Most of the metals and alloys can be welded by one type of welding process or the other. However, some are easier to weld than others. To compare this ease in welding term ‘weldability’ is often used. 

The weldability may be defined as a property of a metal which indicates the ease with which it can be welded with other similar or dissimilar metals.

Weldability of a material depends upon various factors like the metallurgical changes that occur due to welding, changes in hardness in and around the weld, gas evolution and absorption,
extent of oxidation, and the effect on cracking tendency of the joint. 

Plain low carbon steel (C-0.12%) has the best weldability amongst metals. Generally, it is seen that the materials with high castability usually have low weldability.

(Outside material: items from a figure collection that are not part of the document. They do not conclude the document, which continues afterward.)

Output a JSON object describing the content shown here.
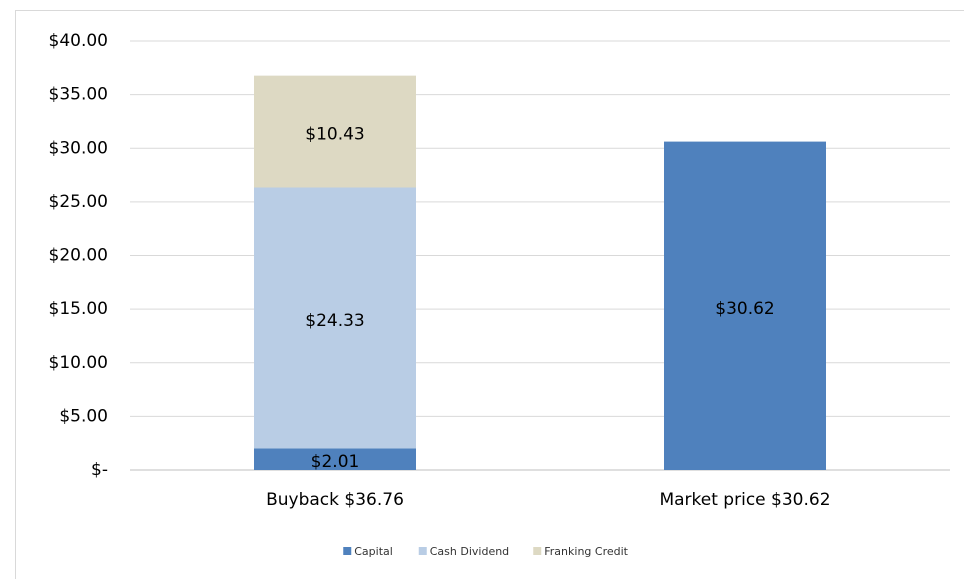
{
  "chart_data": {
    "type": "stacked_bar",
    "categories": [
      "Buyback $36.76",
      "Market price $30.62"
    ],
    "series": [
      {
        "name": "Capital",
        "color": "#4f81bd",
        "values": [
          2.01,
          30.62
        ],
        "value_labels": [
          "$2.01",
          "$30.62"
        ]
      },
      {
        "name": "Cash Dividend",
        "color": "#b9cde5",
        "values": [
          24.33,
          null
        ],
        "value_labels": [
          "$24.33",
          null
        ]
      },
      {
        "name": "Franking Credit",
        "color": "#ddd9c3",
        "values": [
          10.43,
          null
        ],
        "value_labels": [
          "$10.43",
          null
        ]
      }
    ],
    "ylim": [
      0,
      40
    ],
    "yticks": [
      {
        "value": 0,
        "label": "$-"
      },
      {
        "value": 5,
        "label": "$5.00"
      },
      {
        "value": 10,
        "label": "$10.00"
      },
      {
        "value": 15,
        "label": "$15.00"
      },
      {
        "value": 20,
        "label": "$20.00"
      },
      {
        "value": 25,
        "label": "$25.00"
      },
      {
        "value": 30,
        "label": "$30.00"
      },
      {
        "value": 35,
        "label": "$35.00"
      },
      {
        "value": 40,
        "label": "$40.00"
      }
    ],
    "grid": true,
    "legend": "bottom"
  }
}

Classification of Welding:

Advantages & Disadvantages of Welding:

  1. Welding is more economical and is much faster process as compared to other processes (riveting, bolting, casting etc.)
  2. Welding, if properly controlled results permanent joints having strength equal or sometimes more than base metal.
  3. A large number of metals and alloys both similar and dissimilar can be joined by welding.
  4. General welding equipment is not very costly.
  5. Portable welding equipments can be easily made available.
  6. Welding permits considerable freedom in design.
  7. Welding can join welding jobs through spots, as continuous pressure tight seams, end-to-end and in a number of other configurations.
  8. Welding can also be mechanized.
  1. It results in residual stresses and distortion of the workpieces.
  2. Welded joint needs stress relieving and heat treatment.
  3. Welding gives out harmful radiations (light), fumes and spatter.
  4. Jigs and fixtures may also be needed to hold and position the parts to be welded
  5. Edges preparation of the welding jobs are required before welding
  6. A skilled welder is required for the production of good welding
  7. Heat during welding produces metallurgical changes as the structure of the welded joint is not the same as that of the parent metal.